# pony color?



## ArabianAllie (Oct 3, 2010)

this is just complete curiosity but what color is this horse? This was me in 1994 in my first real lesson. His name was Charlie Brown. I'm not sure how many hands he was but I know in 2001 my camp counselors could stand over him on their tip toes. I guess he was a mini but could be a pony of some sort. not sure.. here he is! and cute little me.


----------



## Eliz (Jun 16, 2010)

Looks like a liver chestnut with flaxen mane/tail.


----------



## smrobs (Jul 30, 2008)

He could also be a silver dapple. He looks similar to a pony I just finished training...


----------



## hflmusicislife (Dec 15, 2010)

Chocolate palomino perhaps??


----------



## kywalkers2012 (Oct 25, 2011)

He's silver dapple. It's pretty common in ponies....


----------



## Joie (Dec 30, 2011)

kywalkers2012 said:


> He's silver dapple. It's pretty common in ponies....


 This^. Definitely.


----------



## Country Woman (Dec 14, 2011)

I would say a liver chestnut


----------



## palominolover (Apr 28, 2010)

I would also say silver dapple. Cute little fella =)


----------



## Country Woman (Dec 14, 2011)

what ever color he is 
he is cute


----------



## maura (Nov 21, 2009)

Yup. Lots of silver dapple Shetlands, and I'd bet money the little guy in your photo was part or all Shetland. 

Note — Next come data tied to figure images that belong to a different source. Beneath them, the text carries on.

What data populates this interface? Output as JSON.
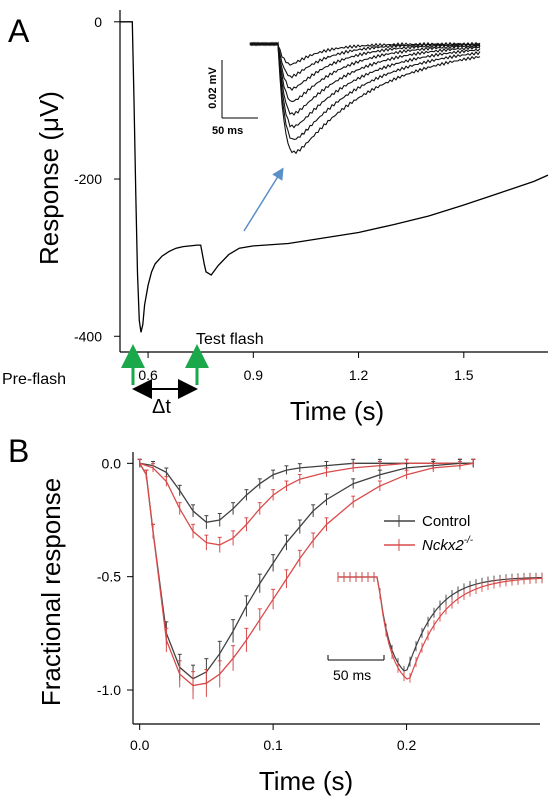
{
  "panels": {
    "a": {
      "letter": "A",
      "ylabel": "Response (μV)",
      "xlabel": "Time (s)",
      "prefash_label": "Pre-flash",
      "test_flash_label": "Test flash",
      "delta_t_label": "Δt",
      "inset_scale": {
        "voltage": "0.02 mV",
        "time": "50 ms"
      }
    },
    "b": {
      "letter": "B",
      "ylabel": "Fractional response",
      "xlabel": "Time (s)",
      "legend": {
        "control": "Control",
        "nckx2_base": "Nckx2",
        "nckx2_sup": "-/-"
      },
      "inset_scale": {
        "time": "50 ms"
      }
    }
  },
  "colors": {
    "control": "#404040",
    "nckx2": "#d94b4b",
    "flash_arrow": "#1aa84a",
    "callout_arrow": "#5b8fc7"
  },
  "chart_data": [
    {
      "type": "line",
      "panel": "A",
      "xlabel": "Time (s)",
      "ylabel": "Response (μV)",
      "xlim": [
        0.52,
        1.74
      ],
      "ylim": [
        -420,
        15
      ],
      "xticks": [
        0.6,
        0.9,
        1.2,
        1.5
      ],
      "yticks": [
        0,
        -200,
        -400
      ],
      "series": [
        {
          "x": [
            0.52,
            0.54,
            0.555,
            0.56,
            0.565,
            0.57,
            0.575,
            0.58,
            0.585,
            0.59,
            0.6,
            0.61,
            0.62,
            0.64,
            0.66,
            0.68,
            0.7,
            0.72,
            0.74,
            0.75,
            0.76,
            0.765,
            0.78,
            0.8,
            0.83,
            0.86,
            0.9,
            1.0,
            1.1,
            1.2,
            1.3,
            1.4,
            1.5,
            1.6,
            1.7,
            1.74
          ],
          "y": [
            0,
            0,
            0,
            -100,
            -220,
            -320,
            -380,
            -395,
            -385,
            -360,
            -335,
            -318,
            -308,
            -298,
            -292,
            -288,
            -286,
            -285,
            -284,
            -284,
            -308,
            -318,
            -322,
            -310,
            -296,
            -288,
            -285,
            -282,
            -275,
            -268,
            -258,
            -247,
            -233,
            -218,
            -203,
            -195
          ]
        }
      ]
    },
    {
      "type": "line",
      "panel": "A-inset",
      "series_count": 8
    },
    {
      "type": "line",
      "panel": "B",
      "xlabel": "Time (s)",
      "ylabel": "Fractional response",
      "xlim": [
        -0.005,
        0.3
      ],
      "ylim": [
        -1.15,
        0.05
      ],
      "xticks": [
        0.0,
        0.1,
        0.2
      ],
      "yticks": [
        0.0,
        -0.5,
        -1.0
      ],
      "legend": [
        "Control",
        "Nckx2-/-"
      ],
      "series": [
        {
          "name": "Control",
          "group": "dim",
          "x": [
            0.0,
            0.01,
            0.02,
            0.03,
            0.04,
            0.05,
            0.06,
            0.07,
            0.08,
            0.09,
            0.1,
            0.11,
            0.12,
            0.14,
            0.16,
            0.18,
            0.2,
            0.22,
            0.24,
            0.25
          ],
          "y": [
            0.0,
            -0.01,
            -0.04,
            -0.12,
            -0.21,
            -0.26,
            -0.25,
            -0.2,
            -0.14,
            -0.09,
            -0.05,
            -0.03,
            -0.02,
            -0.01,
            0.0,
            0.0,
            0.0,
            0.0,
            0.0,
            0.0
          ]
        },
        {
          "name": "Nckx2-/-",
          "group": "dim",
          "x": [
            0.0,
            0.01,
            0.02,
            0.03,
            0.04,
            0.05,
            0.06,
            0.07,
            0.08,
            0.09,
            0.1,
            0.11,
            0.12,
            0.14,
            0.16,
            0.18,
            0.2,
            0.22,
            0.24,
            0.25
          ],
          "y": [
            0.0,
            -0.02,
            -0.08,
            -0.2,
            -0.3,
            -0.35,
            -0.36,
            -0.33,
            -0.27,
            -0.2,
            -0.14,
            -0.1,
            -0.07,
            -0.04,
            -0.02,
            -0.01,
            0.0,
            0.0,
            0.0,
            0.0
          ]
        },
        {
          "name": "Control",
          "group": "bright",
          "x": [
            0.0,
            0.005,
            0.01,
            0.02,
            0.03,
            0.04,
            0.05,
            0.06,
            0.07,
            0.08,
            0.09,
            0.1,
            0.11,
            0.12,
            0.13,
            0.14,
            0.16,
            0.18,
            0.2,
            0.22,
            0.24,
            0.25
          ],
          "y": [
            0.0,
            -0.05,
            -0.3,
            -0.75,
            -0.9,
            -0.95,
            -0.92,
            -0.84,
            -0.74,
            -0.63,
            -0.53,
            -0.44,
            -0.35,
            -0.28,
            -0.21,
            -0.16,
            -0.09,
            -0.05,
            -0.02,
            -0.01,
            0.0,
            0.0
          ]
        },
        {
          "name": "Nckx2-/-",
          "group": "bright",
          "x": [
            0.0,
            0.005,
            0.01,
            0.02,
            0.03,
            0.04,
            0.05,
            0.06,
            0.07,
            0.08,
            0.09,
            0.1,
            0.11,
            0.12,
            0.13,
            0.14,
            0.16,
            0.18,
            0.2,
            0.22,
            0.24,
            0.25
          ],
          "y": [
            0.0,
            -0.05,
            -0.3,
            -0.78,
            -0.93,
            -0.98,
            -0.97,
            -0.93,
            -0.86,
            -0.78,
            -0.69,
            -0.6,
            -0.51,
            -0.42,
            -0.34,
            -0.27,
            -0.17,
            -0.1,
            -0.05,
            -0.02,
            -0.01,
            0.0
          ]
        }
      ]
    },
    {
      "type": "line",
      "panel": "B-inset",
      "legend": [
        "Control",
        "Nckx2-/-"
      ]
    }
  ]
}
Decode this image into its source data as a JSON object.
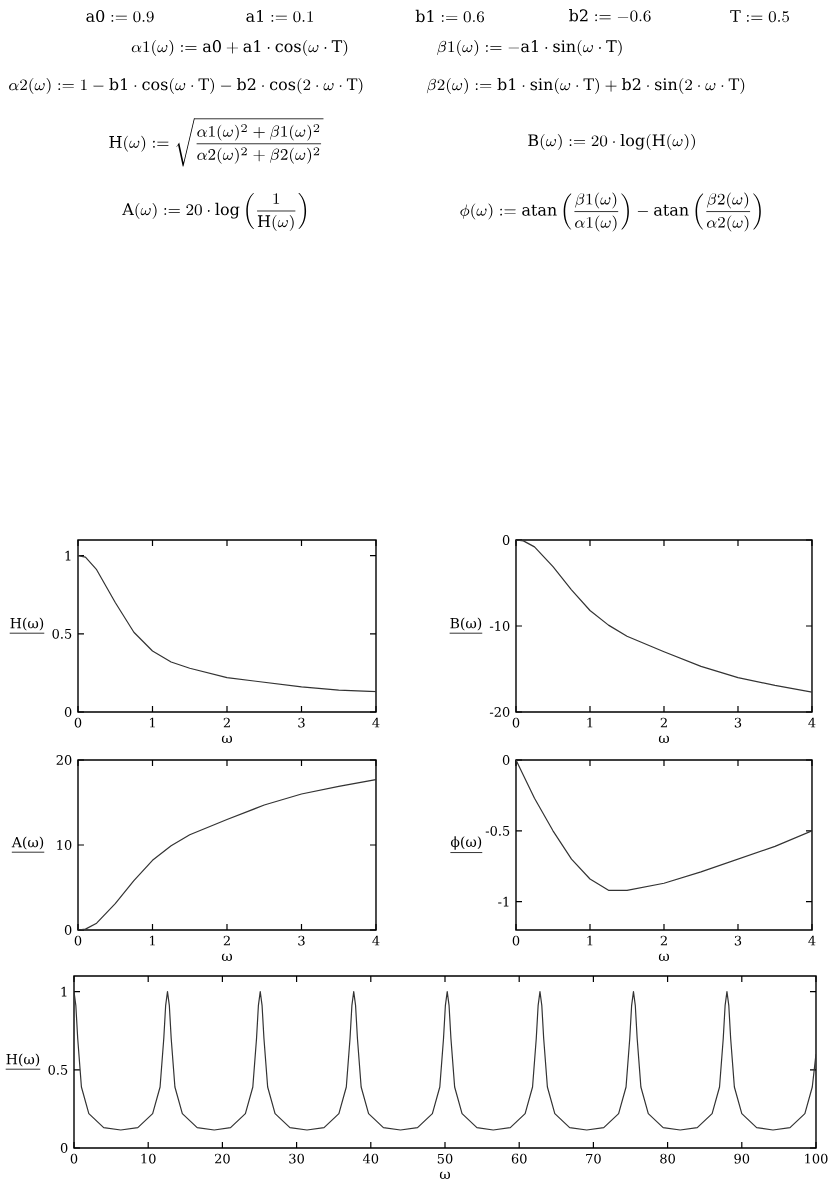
{
  "chart_data": [
    {
      "type": "other",
      "annotations": [
        "\\mathrm{a0} := 0.9",
        "\\mathrm{a1} := 0.1",
        "\\mathrm{b1} := 0.6",
        "\\mathrm{b2} := -0.6",
        "\\mathrm{T} := 0.5",
        "\\alpha 1(\\omega) := \\mathrm{a0} + \\mathrm{a1}\\cdot\\cos(\\omega\\cdot\\mathrm{T})",
        "\\beta 1(\\omega) := -\\mathrm{a1}\\cdot\\sin(\\omega\\cdot\\mathrm{T})",
        "\\alpha 2(\\omega) := 1 - \\mathrm{b1}\\cdot\\cos(\\omega\\cdot\\mathrm{T}) - \\mathrm{b2}\\cdot\\cos(2\\cdot\\omega\\cdot\\mathrm{T})",
        "\\beta 2(\\omega) := \\mathrm{b1}\\cdot\\sin(\\omega\\cdot\\mathrm{T}) + \\mathrm{b2}\\cdot\\sin(2\\cdot\\omega\\cdot\\mathrm{T})",
        "\\mathrm{H}(\\omega) := \\sqrt{\\frac{\\alpha 1(\\omega)^2 + \\beta 1(\\omega)^2}{\\alpha 2(\\omega)^2 + \\beta 2(\\omega)^2}}",
        "\\mathrm{B}(\\omega) := 20\\cdot\\log(\\mathrm{H}(\\omega))",
        "\\mathrm{A}(\\omega) := 20\\cdot\\log\\left(\\frac{1}{\\mathrm{H}(\\omega)}\\right)",
        "\\phi(\\omega) := \\mathrm{atan}\\left(\\frac{\\beta 1(\\omega)}{\\alpha 1(\\omega)}\\right) - \\mathrm{atan}\\left(\\frac{\\beta 2(\\omega)}{\\alpha 2(\\omega)}\\right)"
      ]
    },
    {
      "type": "line",
      "xlabel": "ω",
      "ylabel": "H(ω)",
      "color": "#333333",
      "xlim": [
        0,
        4
      ],
      "ylim": [
        0,
        1.1
      ],
      "xticks": [
        0,
        1,
        2,
        3,
        4
      ],
      "yticks": [
        0,
        0.5,
        1
      ],
      "x": [
        0,
        0.1,
        0.25,
        0.5,
        0.75,
        1,
        1.25,
        1.5,
        2,
        2.5,
        3,
        3.5,
        4
      ],
      "values": [
        1,
        0.99,
        0.91,
        0.7,
        0.51,
        0.39,
        0.32,
        0.28,
        0.22,
        0.19,
        0.16,
        0.14,
        0.13
      ]
    },
    {
      "type": "line",
      "xlabel": "ω",
      "ylabel": "B(ω)",
      "color": "#333333",
      "xlim": [
        0,
        4
      ],
      "ylim": [
        -20,
        0
      ],
      "xticks": [
        0,
        1,
        2,
        3,
        4
      ],
      "yticks": [
        -20,
        -10,
        0
      ],
      "x": [
        0,
        0.1,
        0.25,
        0.5,
        0.75,
        1,
        1.25,
        1.5,
        2,
        2.5,
        3,
        3.5,
        4
      ],
      "values": [
        0,
        -0.1,
        -0.8,
        -3.1,
        -5.8,
        -8.2,
        -9.9,
        -11.2,
        -13.0,
        -14.7,
        -16.0,
        -16.9,
        -17.7
      ]
    },
    {
      "type": "line",
      "xlabel": "ω",
      "ylabel": "A(ω)",
      "color": "#333333",
      "xlim": [
        0,
        4
      ],
      "ylim": [
        0,
        20
      ],
      "xticks": [
        0,
        1,
        2,
        3,
        4
      ],
      "yticks": [
        0,
        10,
        20
      ],
      "x": [
        0,
        0.1,
        0.25,
        0.5,
        0.75,
        1,
        1.25,
        1.5,
        2,
        2.5,
        3,
        3.5,
        4
      ],
      "values": [
        0,
        0.1,
        0.8,
        3.1,
        5.8,
        8.2,
        9.9,
        11.2,
        13.0,
        14.7,
        16.0,
        16.9,
        17.7
      ]
    },
    {
      "type": "line",
      "xlabel": "ω",
      "ylabel": "ϕ(ω)",
      "color": "#333333",
      "xlim": [
        0,
        4
      ],
      "ylim": [
        -1.2,
        0
      ],
      "xticks": [
        0,
        1,
        2,
        3,
        4
      ],
      "yticks": [
        -1,
        -0.5,
        0
      ],
      "x": [
        0,
        0.25,
        0.5,
        0.75,
        1,
        1.25,
        1.5,
        2,
        2.5,
        3,
        3.5,
        4
      ],
      "values": [
        0,
        -0.27,
        -0.5,
        -0.7,
        -0.84,
        -0.92,
        -0.92,
        -0.87,
        -0.79,
        -0.7,
        -0.61,
        -0.5
      ]
    },
    {
      "type": "line",
      "xlabel": "ω",
      "ylabel": "H(ω)",
      "color": "#333333",
      "xlim": [
        0,
        100
      ],
      "ylim": [
        0,
        1.1
      ],
      "xticks": [
        0,
        10,
        20,
        30,
        40,
        50,
        60,
        70,
        80,
        90,
        100
      ],
      "yticks": [
        0,
        0.5,
        1
      ],
      "x": [
        0,
        0.25,
        0.5,
        1,
        2,
        4,
        6.3,
        8.6,
        10.6,
        11.6,
        12.1,
        12.35,
        12.6,
        12.85,
        13.1,
        13.6,
        14.6,
        16.6,
        18.9,
        21.1,
        23.1,
        24.1,
        24.6,
        24.85,
        25.1,
        25.35,
        25.6,
        26.1,
        27.1,
        29.1,
        31.4,
        33.7,
        35.7,
        36.7,
        37.2,
        37.45,
        37.7,
        37.95,
        38.2,
        38.7,
        39.7,
        41.7,
        44.0,
        46.3,
        48.3,
        49.3,
        49.8,
        50.05,
        50.3,
        50.55,
        50.8,
        51.3,
        52.3,
        54.3,
        56.5,
        58.8,
        60.8,
        61.8,
        62.3,
        62.55,
        62.8,
        63.05,
        63.3,
        63.8,
        64.8,
        66.8,
        69.1,
        71.4,
        73.4,
        74.4,
        74.9,
        75.15,
        75.4,
        75.65,
        75.9,
        76.4,
        77.4,
        79.4,
        81.7,
        84.0,
        86.0,
        87.0,
        87.5,
        87.75,
        88.0,
        88.25,
        88.5,
        89.0,
        90.0,
        92.0,
        94.2,
        96.5,
        98.5,
        99.5,
        100
      ],
      "values": [
        1,
        0.91,
        0.7,
        0.39,
        0.22,
        0.13,
        0.115,
        0.13,
        0.22,
        0.39,
        0.7,
        0.91,
        1,
        0.91,
        0.7,
        0.39,
        0.22,
        0.13,
        0.115,
        0.13,
        0.22,
        0.39,
        0.7,
        0.91,
        1,
        0.91,
        0.7,
        0.39,
        0.22,
        0.13,
        0.115,
        0.13,
        0.22,
        0.39,
        0.7,
        0.91,
        1,
        0.91,
        0.7,
        0.39,
        0.22,
        0.13,
        0.115,
        0.13,
        0.22,
        0.39,
        0.7,
        0.91,
        1,
        0.91,
        0.7,
        0.39,
        0.22,
        0.13,
        0.115,
        0.13,
        0.22,
        0.39,
        0.7,
        0.91,
        1,
        0.91,
        0.7,
        0.39,
        0.22,
        0.13,
        0.115,
        0.13,
        0.22,
        0.39,
        0.7,
        0.91,
        1,
        0.91,
        0.7,
        0.39,
        0.22,
        0.13,
        0.115,
        0.13,
        0.22,
        0.39,
        0.7,
        0.91,
        1,
        0.91,
        0.7,
        0.39,
        0.22,
        0.13,
        0.115,
        0.13,
        0.22,
        0.39,
        0.6
      ]
    }
  ]
}
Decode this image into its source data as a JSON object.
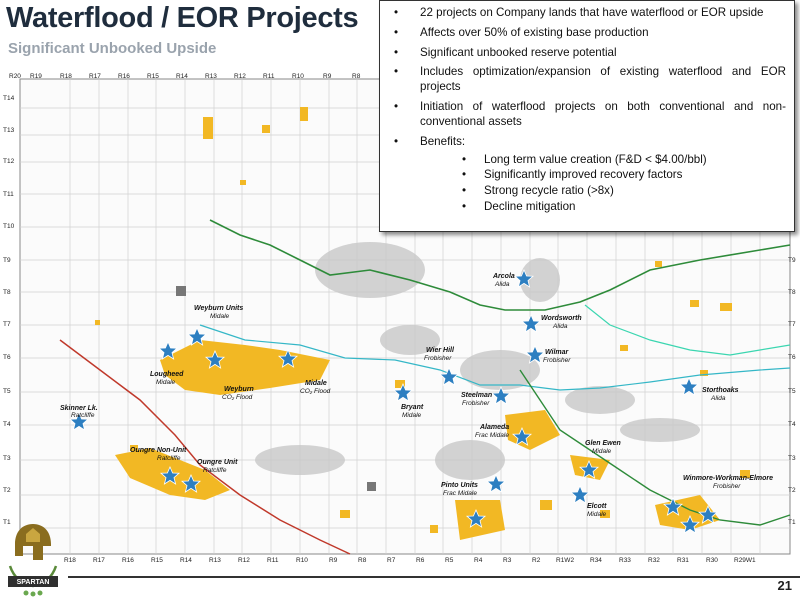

Nice bowl on your head, btw.


----------



## ArabianAllie (Oct 3, 2010)

haha yes as if that foam bowl and nylon strap were really doing anything... it's the thought that counts right? Love my IRH show helmet I have now, (I use an ovation to school in)He really was a great horse. I know he lived to be over 25, but I'm not sure past that. This camp took great care of their horses. Another I rode named Quarter lived to be 30! she was paint pony of sorts. The equipment got to be better over the years too! haha. he was a mighty cute fellow though.


----------